サイバー犯罪者は、新たに発見されたコマンド&コントロール(C2)プラットフォーム「Matrix Push C2」を使い、ウェブブラウザの機能を利用してマルウェアを配布しています。

BlackFrogによって発見されたこの悪意のあるC2プラットフォームは、偽のシステム通知でユーザーを騙し、悪意のあるサイトにリダイレクトしたり、感染したクライアントをリアルタイムで監視したり、さらには暗号通貨ウォレットをスキャンすることもあります。

11月20日に公開されたレポートで、BlackFrogはMatrix Push C2が正規のウェブブラウザのプッシュ通知システムをC2チャンネルとしてどのように悪用しているかを詳述しました。

Matrix Push C2は、まずユーザーを騙してブラウザ通知を許可させます。これは多くの場合、悪意のあるまたは侵害されたウェブサイト上でソーシャルエンジニアリングを用いて行われます。一度ユーザーが攻撃者の通知を購読すると、ブラウザを通じてそのユーザーのデスクトップやモバイルデバイスへの直接的な接続が作られます。

その後、サイバー犯罪者は、オペレーティングシステムや信頼できるソフトウェアからのものであるかのように見える正規のエラーメッセージやセキュリティ警告を送信します。

しかし、被害者がこれらの偽の通知をクリックすると、攻撃者が運営するサイト(多くの場合フィッシングページやマルウェアのダウンロードページ)に誘導されます。

BlackFrogはこの攻撃を「ファイルレス」と表現しています。なぜなら、やり取りがブラウザの通知システムを通じて行われるため、従来のマルウェアファイルが最初にシステム上に存在する必要がないからです。

Matrix Push C2プラットフォームの詳細

この攻撃は、Matrix Push C2プラットフォームが提供するウェブベースのダッシュボードを通じて指揮されます。

BlackFrogによると、この脅威は標準的なブラウザ技術を利用しているため、単一のオペレーティングシステム(Windows、Mac、Linux、Androidなど)に限定されません。

Matrix Push C2の一部であるキャンペーンダッシュボードには、アクティブなクライアントパネルが表示されます。これにより攻撃者は各被害者の詳細な情報をリアルタイムで把握できます。

「このリアルタイムのインテリジェンスこそが、Matrix Push C2を非常に危険なものにしています。攻撃者は誰かがクリックするのを期待して無差別にフィッシングメールを送るのではなく、被害者のブラウザとライブで接続しているのです」とBlackFrogは述べています。

Matrix Push C2には分析ツールやリンク管理ツールも含まれており、攻撃者は自身のキャンペーンの効果を測定し、戦術を調整することができます。

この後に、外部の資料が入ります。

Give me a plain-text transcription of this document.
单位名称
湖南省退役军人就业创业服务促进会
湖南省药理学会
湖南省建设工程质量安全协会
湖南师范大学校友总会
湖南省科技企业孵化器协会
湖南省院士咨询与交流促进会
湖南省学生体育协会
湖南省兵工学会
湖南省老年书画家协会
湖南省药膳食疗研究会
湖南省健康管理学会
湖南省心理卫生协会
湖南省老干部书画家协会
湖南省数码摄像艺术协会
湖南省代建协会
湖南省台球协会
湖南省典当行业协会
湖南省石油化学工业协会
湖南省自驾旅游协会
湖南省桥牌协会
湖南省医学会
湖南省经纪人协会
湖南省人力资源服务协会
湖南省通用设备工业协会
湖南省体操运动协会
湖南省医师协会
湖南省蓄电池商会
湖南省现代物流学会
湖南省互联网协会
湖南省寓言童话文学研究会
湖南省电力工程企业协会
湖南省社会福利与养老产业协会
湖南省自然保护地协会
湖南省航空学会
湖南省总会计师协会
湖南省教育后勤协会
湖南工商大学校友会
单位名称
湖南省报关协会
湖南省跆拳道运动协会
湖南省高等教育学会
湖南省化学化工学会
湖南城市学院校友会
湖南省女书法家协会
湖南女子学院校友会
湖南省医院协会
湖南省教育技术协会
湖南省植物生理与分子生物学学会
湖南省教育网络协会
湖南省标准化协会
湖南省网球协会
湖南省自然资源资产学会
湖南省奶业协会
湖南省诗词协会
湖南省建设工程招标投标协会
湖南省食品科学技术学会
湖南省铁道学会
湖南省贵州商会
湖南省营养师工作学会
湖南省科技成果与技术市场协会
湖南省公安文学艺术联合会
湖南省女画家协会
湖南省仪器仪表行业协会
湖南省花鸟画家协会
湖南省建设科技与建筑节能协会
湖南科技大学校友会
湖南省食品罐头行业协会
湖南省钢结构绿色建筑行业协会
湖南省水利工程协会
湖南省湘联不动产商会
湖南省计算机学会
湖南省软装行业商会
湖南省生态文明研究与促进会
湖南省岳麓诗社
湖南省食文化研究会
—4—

攻撃のソーシャルエンジニアリング要素として、Matrix Push C2には偽のメッセージの信頼性を最大化するための設定可能なテンプレートが用意されています。

「設定画面には、MetaMask、Netflix、Cloudflare、PayPal、TikTokなどのブランド用テンプレートがあり、それぞれがこれらのプロバイダーからの正規の通知やセキュリティページのように見えるよう設計されています」とBlackFrogのレポートは述べています。

さらに、攻撃者は(自分が管理するパスの下で)短く無害に見えるURLを生成し、それを本物の悪意のあるサイトにリダイレクトさせることができます。これによりフィルターを回避し、長くて怪しいリンクを送ることで生じる被害者の警戒心を下げることができます。

この脅威に対抗するため、BlackFrogは外部への通信をブロックすることに特化したアンチデータ流出(ADX)技術の利用を推奨しています。